II. The Man On The Train

  Travelling was a new experience to me, and on the first night after I left home I lay awake until we reached Altoona. We rolled out of smoky Pittsburg at dawn, and from then on the only bitter drop in my cup of bliss was that the train went so fast I could not see everything out of my window.

  Four days to ride! The great Mississippi to cross, the plains, the Rocky Mountains, then the Arizona plateaus-a long, long journey with a wild pine forest at the end! I wondered what more any young fellow could have wished. With my face glued to the car window I watched the level country speed by.

  There appeared to be one continuous procession of well-cultivated farms, little hamlets, and prosperous towns. What interested me most, of course, were the farms, for all of them had some kind of wood. We passed a zone of maple forests which looked to be more carefully kept than the others. Then I recognized that they were maple-sugar trees. The farmers had cleaned out the other species, and this primitive method of forestry had produced the finest maples it had ever been my good-fortune to see. Indiana was flatter than Ohio, not so well watered, and therefore less heavily timbered. I saw, with regret, that the woodland was being cut regularly, tree after tree, and stacked in cords for firewood.

  At Chicago I was to change for Santa Fe, and finding my train in the station I climbed aboard. My car was a tourist coach. Father had insisted on buying a ticket for the California Limited, but I had argued that a luxurious Pullman was not exactly the thing for a prospective forester.
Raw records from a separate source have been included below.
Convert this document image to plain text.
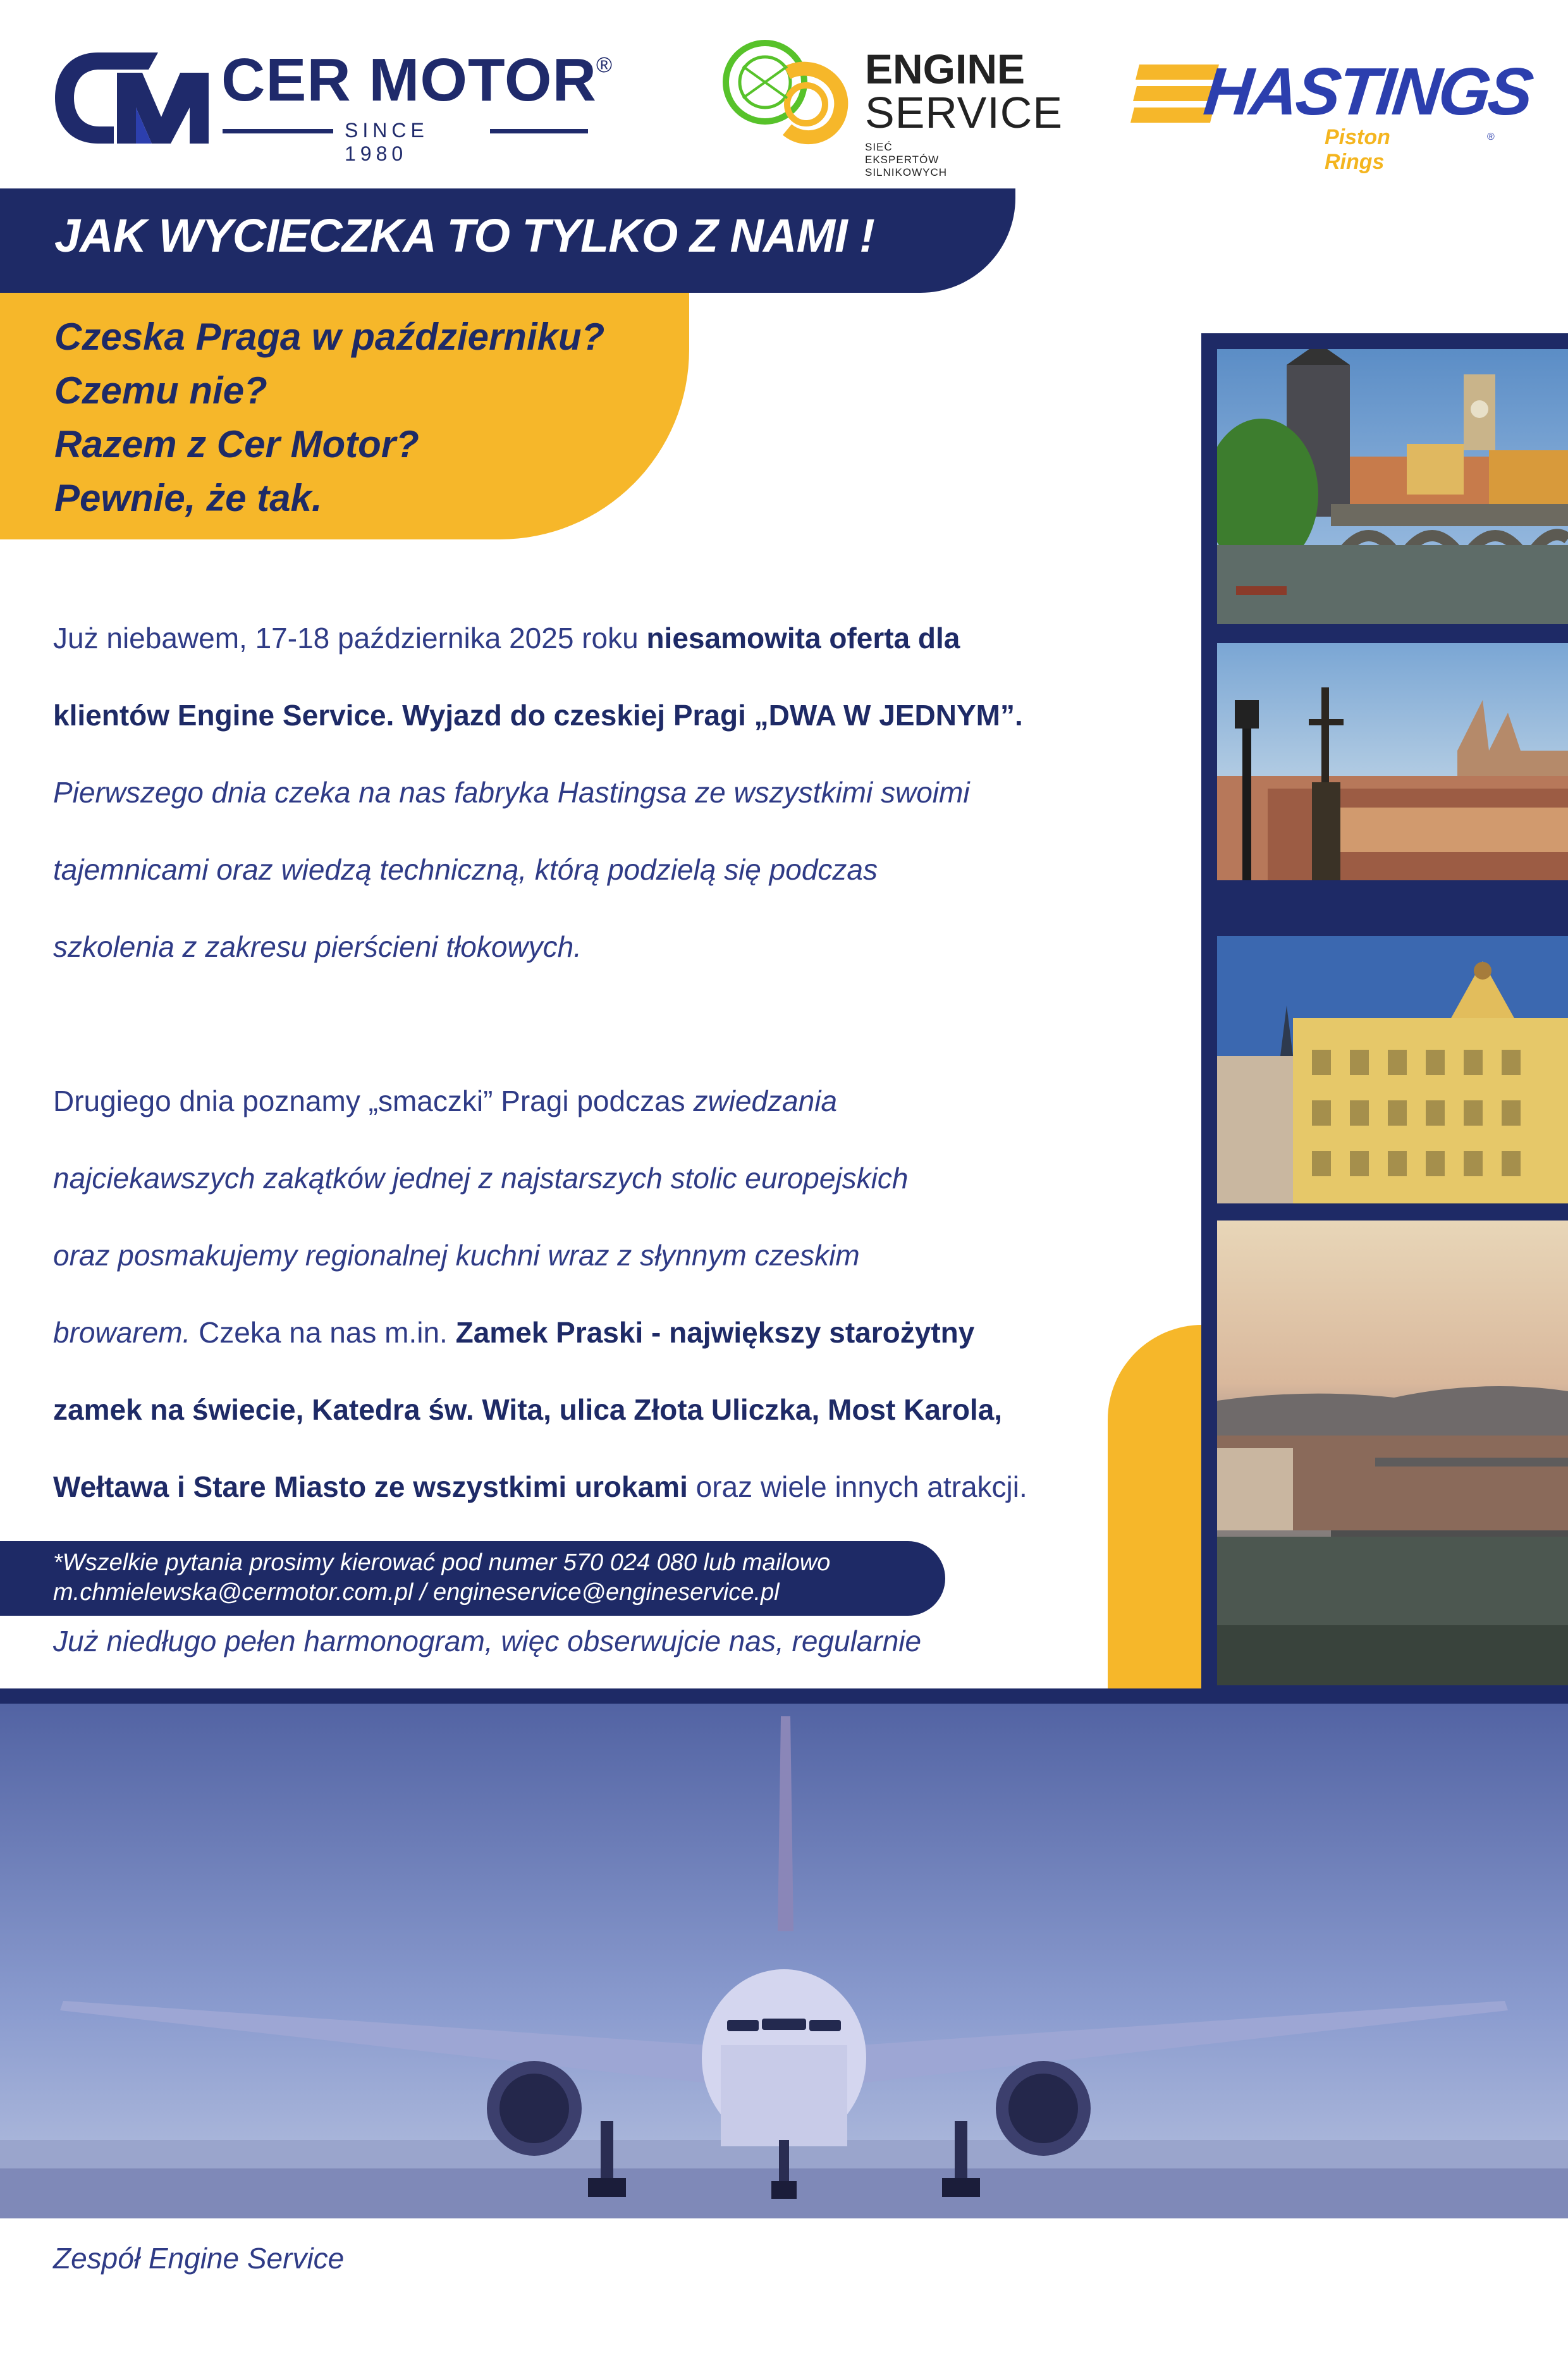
CER MOTOR ®
SINCE 1980
ENGINE
SERVICE
SIEĆ EKSPERTÓW SILNIKOWYCH
HASTINGS
Piston Rings
®
JAK WYCIECZKA TO TYLKO Z NAMI !
Czeska Praga w październiku?
Czemu nie?
Razem z Cer Motor?
Pewnie, że tak.

Już niebawem, 17-18 października 2025 roku niesamowita oferta dla

klientów Engine Service. Wyjazd do czeskiej Pragi „DWA W JEDNYM”.

Pierwszego dnia czeka na nas fabryka Hastingsa ze wszystkimi swoimi

tajemnicami oraz wiedzą techniczną, którą podzielą się podczas

szkolenia z zakresu pierścieni tłokowych.

Drugiego dnia poznamy „smaczki” Pragi podczas zwiedzania

najciekawszych zakątków jednej z najstarszych stolic europejskich

oraz posmakujemy regionalnej kuchni wraz z słynnym czeskim

browarem. Czeka na nas m.in. Zamek Praski - największy starożytny

zamek na świecie, Katedra św. Wita, ulica Złota Uliczka, Most Karola,

Wełtawa i Stare Miasto ze wszystkimi urokami oraz wiele innych atrakcji.

Już niedługo pełen harmonogram, więc obserwujcie nas, regularnie

Zespół Engine Service

*Wszelkie pytania prosimy kierować pod numer 570 024 080 lub mailowo
m.chmielewska@cermotor.com.pl / engineservice@engineservice.pl
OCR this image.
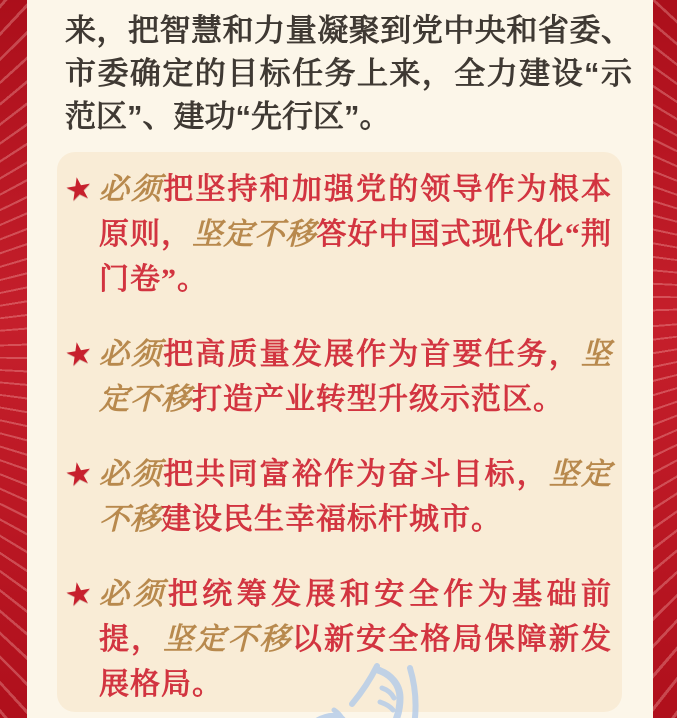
来，把智慧和力量凝聚到党中央和省委、市委确定的目标任务上来，全力建设“示范区”、建功“先行区”。

★ 必须把坚持和加强党的领导作为根本原则，坚定不移答好中国式现代化“荆门卷”。

★ 必须把高质量发展作为首要任务，坚定不移打造产业转型升级示范区。

★ 必须把共同富裕作为奋斗目标，坚定不移建设民生幸福标杆城市。

★ 必须把统筹发展和安全作为基础前提，坚定不移以新安全格局保障新发展格局。
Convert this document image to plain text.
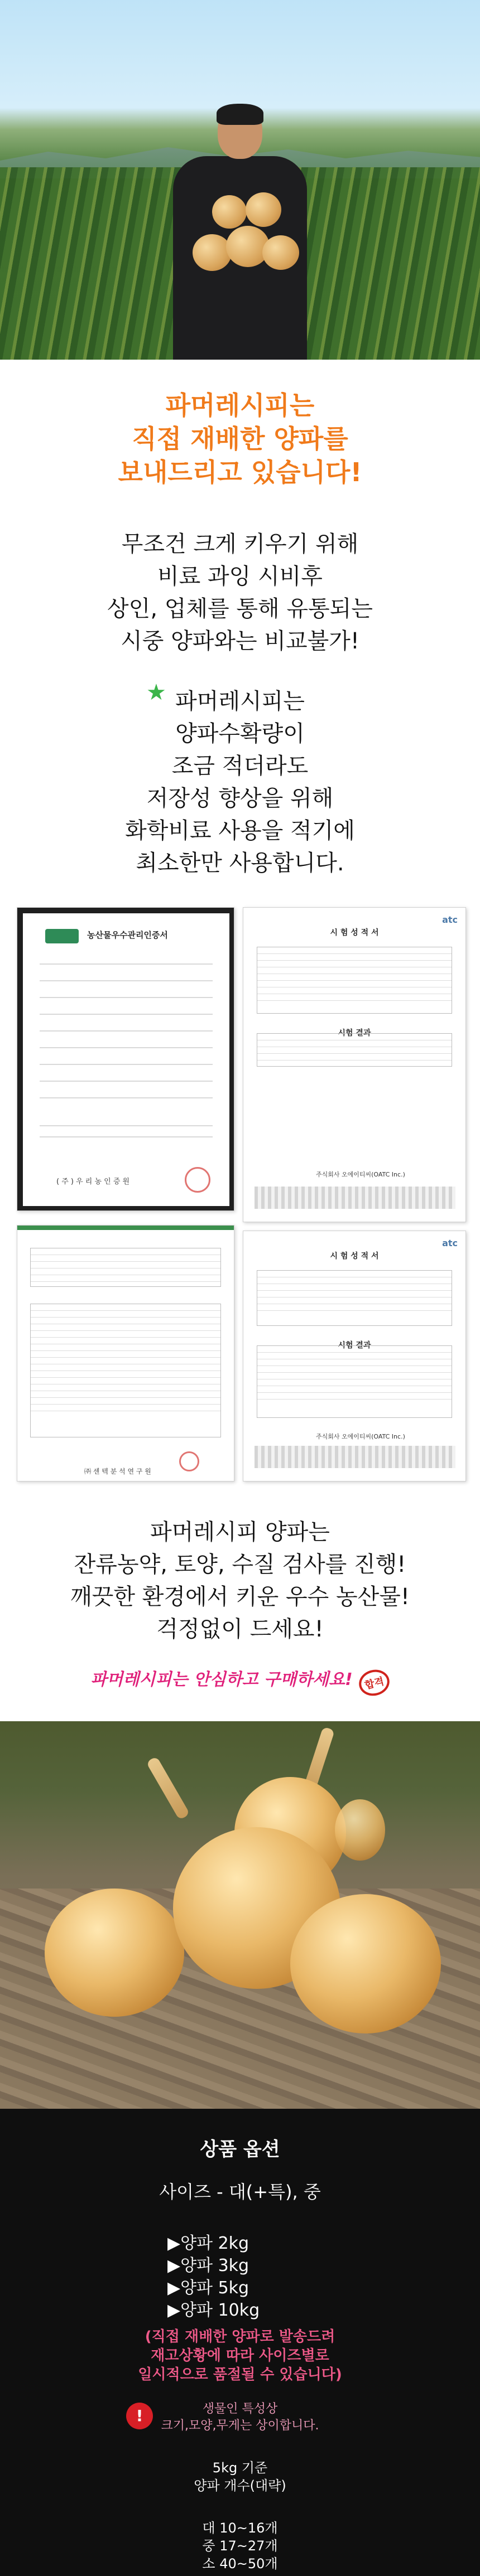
파머레시피는
직접 재배한 양파를
보내드리고 있습니다!
무조건 크게 키우기 위해
비료 과잉 시비후
상인, 업체를 통해 유통되는
시중 양파와는 비교불가!
★ 파머레시피는
양파수확량이
조금 적더라도
저장성 향상을 위해
화학비료 사용을 적기에
최소한만 사용합니다.
농산물우수관리인증서
( 주 ) 우 리 농 인 증 원
atc
시 험 성 적 서
시험 결과
주식회사 오에이티씨(OATC Inc.)
㈜ 센 텍 분 석 연 구 원
atc
시 험 성 적 서
시험 결과
주식회사 오에이티씨(OATC Inc.)
파머레시피 양파는
잔류농약, 토양, 수질 검사를 진행!
깨끗한 환경에서 키운 우수 농산물!
걱정없이 드세요!
파머레시피는 안심하고 구매하세요! 합격
상품 옵션
사이즈 - 대(+특), 중
▶양파 2kg
▶양파 3kg
▶양파 5kg
▶양파 10kg
!
(직접 재배한 양파로 발송드려
재고상황에 따라 사이즈별로
일시적으로 품절될 수 있습니다)
생물인 특성상
크기,모양,무게는 상이합니다.
5kg 기준
양파 개수(대략)
대 10~16개
중 17~27개
소 40~50개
Still I pocketed the extra money which I had assured him he need not spend for the first-class ticket.

  The huge station, with its glaring lights and clanging bells, and the outspreading city, soon gave place to prairie land.

  That night I slept little, but the very time I wanted to be awake–when we crossed the Mississippi–I was slumbering soundly, and so missed it.

  'I'll bet I don't miss it coming back,' I vowed.

  The sight of the Missouri, however, somewhat repaid me for the loss. What a muddy, wide river! And I thought of the thousands of miles of country it drained, and of the forests there must be at its source. Then came the never-ending Kansas corn-fields. I do not know whether it was their length or their treeless monotony, but I grew tired looking at them.

  From then on I began to take some notice of my fellow-travelers. The conductor proved to be an agreeable old fellow; and the train-boy, though I mistrusted his advances because he tried to sell me everything from chewing-gum to mining stock, turned out to be pretty good company. The Negro porter had such a jolly voice and laugh that I talked to him whenever I got the chance. Then occasional passengers occupied the seat opposite me from town to town. They were much alike, all sunburned and loud-voiced, and it looked as though they had all bought their high boots and wide hats at the same shop.